OVEMP Ocular Vestibular Evoked Myogenic Potentials :
-Checks for Utricle and Superior Vestibular nerve (also compliments ABR for retrocochlear pathology)
Electronystagmography (ENG) is a diagnostic test to record involuntary movements of the eye caused by a condition known as nystagmus. It can also be used to diagnose the cause of vertigo, dizziness or balance dysfunction by testing the vestibular system.
Technique and Results
The test is performed by attaching electrodes around the eyes or recording eye movements by video camera attached to the goggles and measuring the movements of the eye in relation to the ground electrode.
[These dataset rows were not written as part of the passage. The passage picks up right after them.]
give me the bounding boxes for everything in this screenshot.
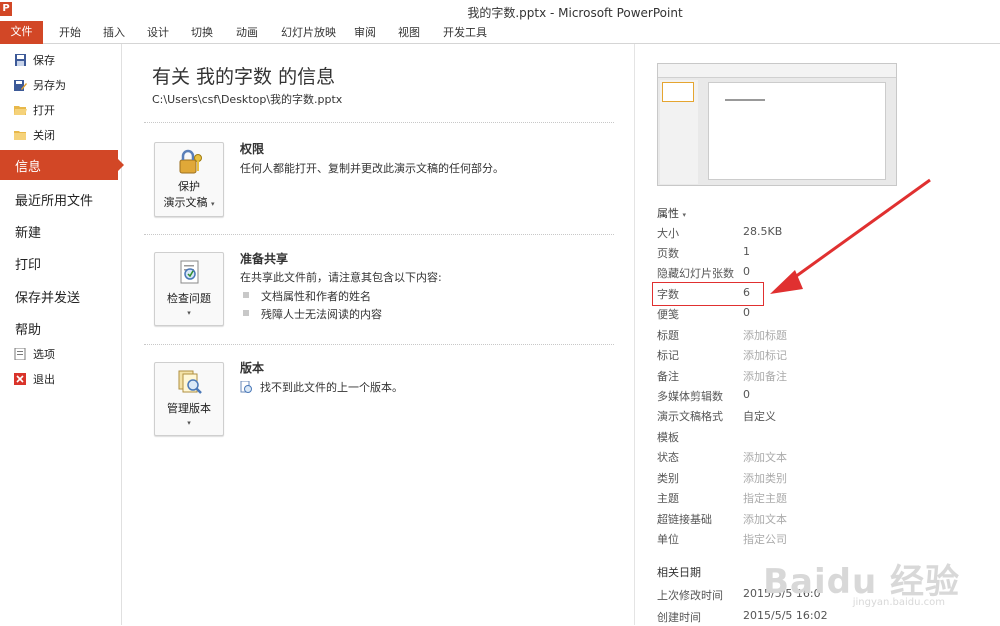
nav-open-label: 打开 xyxy=(33,104,55,117)
tab-home[interactable]: 开始 xyxy=(59,24,81,42)
check-for-issues-button[interactable]: 检查问题 ▾ xyxy=(154,252,224,326)
nav-new[interactable]: 新建 xyxy=(15,222,41,241)
properties-panel: 属性 ▾ 大小 28.5KB 页数 1 隐藏幻灯片张数 0 字数 6 便笺 0 标题 添加标… xyxy=(634,44,1000,625)
property-row: 大小 28.5KB xyxy=(657,225,783,240)
file-path: C:\Users\csf\Desktop\我的字数.pptx xyxy=(152,93,343,106)
property-row: 便笺 0 xyxy=(657,306,750,321)
options-icon xyxy=(14,347,27,361)
nav-options[interactable]: 选项 xyxy=(14,346,55,364)
property-row[interactable]: 超链接基础 添加文本 xyxy=(657,508,987,528)
property-row[interactable]: 标记 添加标记 xyxy=(657,344,987,364)
nav-exit-label: 退出 xyxy=(33,373,55,386)
save-icon xyxy=(14,54,27,66)
ribbon-tabs: 文件 开始 插入 设计 切换 动画 幻灯片放映 审阅 视图 开发工具 xyxy=(0,21,1000,44)
manage-versions-label: 管理版本 xyxy=(167,402,211,415)
chevron-down-icon: ▾ xyxy=(187,419,191,427)
property-row[interactable]: 标题 添加标题 xyxy=(657,324,987,344)
versions-icon xyxy=(177,369,203,395)
property-row: 多媒体剪辑数 0 xyxy=(657,388,750,403)
tab-file[interactable]: 文件 xyxy=(0,21,43,44)
tab-developer[interactable]: 开发工具 xyxy=(443,24,487,42)
nav-recent[interactable]: 最近所用文件 xyxy=(15,190,93,209)
permissions-text: 任何人都能打开、复制并更改此演示文稿的任何部分。 xyxy=(240,162,504,175)
document-clock-icon xyxy=(240,380,252,393)
permissions-heading: 权限 xyxy=(240,142,265,156)
title-bar: P 我的字数.pptx - Microsoft PowerPoint xyxy=(0,0,1000,21)
nav-exit[interactable]: 退出 xyxy=(14,371,55,389)
related-dates-heading: 相关日期 xyxy=(657,566,701,579)
lock-key-icon xyxy=(177,149,203,175)
nav-save-as[interactable]: 另存为 xyxy=(14,77,66,95)
open-folder-icon xyxy=(14,104,27,116)
protect-button-label-2: 演示文稿 ▾ xyxy=(163,196,215,209)
property-row: 隐藏幻灯片张数 0 xyxy=(657,265,750,280)
nav-options-label: 选项 xyxy=(33,348,55,361)
tab-design[interactable]: 设计 xyxy=(147,24,169,42)
property-row[interactable]: 单位 指定公司 xyxy=(657,528,987,548)
properties-dropdown[interactable]: 属性 ▾ xyxy=(657,205,686,221)
baidu-watermark-logo: Baidu 经验 xyxy=(763,562,960,602)
page-title: 有关 我的字数 的信息 xyxy=(152,66,336,88)
tab-insert[interactable]: 插入 xyxy=(103,24,125,42)
date-row: 创建时间 2015/5/5 16:02 xyxy=(657,609,828,624)
backstage-nav: 保存 另存为 打开 关闭 信息 最近所用文件 新建 打印 保存并发送 帮助 选项… xyxy=(0,44,124,625)
window-title: 我的字数.pptx - Microsoft PowerPoint xyxy=(467,6,683,20)
divider xyxy=(144,122,614,123)
property-row: 模板 xyxy=(657,431,679,444)
property-row[interactable]: 类别 添加类别 xyxy=(657,467,987,487)
tab-slideshow[interactable]: 幻灯片放映 xyxy=(281,24,336,42)
property-row: 演示文稿格式 自定义 xyxy=(657,410,776,423)
sharing-text: 在共享此文件前，请注意其包含以下内容: xyxy=(240,271,442,284)
property-row[interactable]: 主题 指定主题 xyxy=(657,487,987,507)
versions-text: 找不到此文件的上一个版本。 xyxy=(240,379,403,395)
property-row[interactable]: 状态 添加文本 xyxy=(657,446,987,466)
nav-save-send[interactable]: 保存并发送 xyxy=(15,287,80,306)
nav-info-label: 信息 xyxy=(15,160,42,175)
nav-help[interactable]: 帮助 xyxy=(15,319,41,338)
nav-open[interactable]: 打开 xyxy=(14,102,55,120)
manage-versions-button[interactable]: 管理版本 ▾ xyxy=(154,362,224,436)
nav-save-as-label: 另存为 xyxy=(33,79,66,92)
presentation-thumbnail[interactable] xyxy=(657,63,897,186)
nav-save[interactable]: 保存 xyxy=(14,52,55,70)
property-row: 页数 1 xyxy=(657,245,750,260)
word-count-highlight-box xyxy=(652,282,764,306)
check-issues-label: 检查问题 xyxy=(167,292,211,305)
info-pane: 有关 我的字数 的信息 C:\Users\csf\Desktop\我的字数.pp… xyxy=(123,44,633,625)
protect-presentation-button[interactable]: 保护 演示文稿 ▾ xyxy=(154,142,224,217)
divider xyxy=(144,344,614,345)
nav-info[interactable]: 信息 xyxy=(0,150,124,180)
nav-close-label: 关闭 xyxy=(33,129,55,142)
close-folder-icon xyxy=(14,129,27,141)
versions-heading: 版本 xyxy=(240,361,265,375)
inspect-document-icon xyxy=(177,259,203,285)
sharing-heading: 准备共享 xyxy=(240,252,289,266)
protect-button-label-1: 保护 xyxy=(178,180,200,193)
tab-review[interactable]: 审阅 xyxy=(354,24,376,42)
nav-close[interactable]: 关闭 xyxy=(14,127,55,145)
divider xyxy=(144,234,614,235)
nav-print[interactable]: 打印 xyxy=(15,254,41,273)
property-row[interactable]: 备注 添加备注 xyxy=(657,365,987,385)
exit-icon xyxy=(14,373,27,385)
chevron-down-icon: ▾ xyxy=(187,309,191,317)
nav-save-label: 保存 xyxy=(33,54,55,67)
tab-animations[interactable]: 动画 xyxy=(236,24,258,42)
tab-view[interactable]: 视图 xyxy=(398,24,420,42)
baidu-watermark-url: jingyan.baidu.com xyxy=(852,597,945,608)
tab-transitions[interactable]: 切换 xyxy=(191,24,213,42)
save-as-icon xyxy=(14,79,27,91)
The vestibular system monitors the position and movements of the head to stabilize retinal images. This information is integrated with the visual system and spinal afferents in the brain stem to produce the vestibulo-ocular reflex (VOR). ENG/VNG. It is series of test which include testing for occulomotor function, Positional testing, Optokinetic testing and caloric tests. The caloric test is generally performed by using water (warm and cool) but in cases of perforated eardrums it can be performed by air to irrigate the ears.
The standard ENG test battery consists of:
- Saccades testing
- Tracking test
- Gaze testing (horizontal and vertical)
- Optokinetic test
- Positioning testing
- Positionational testing
- Active head rotation test
- Caloric stimulation of the vestibular system
This is still considered as gold standard test for vestibular testing. While VNG/ENG is the most widely used clinical laboratory test to assess vestibular function, normal ENG test results do not necessarily mean that a patient has normal vestibular function. ENG abnormalities can be useful in the diagnosis and localization of site of lesion; however, many abnormalities are non localizing; therefore, the clinical history and otologic examination of the patient are vital in formulating a diagnosis and treatment plan for a patient presenting with dizziness or vertigo.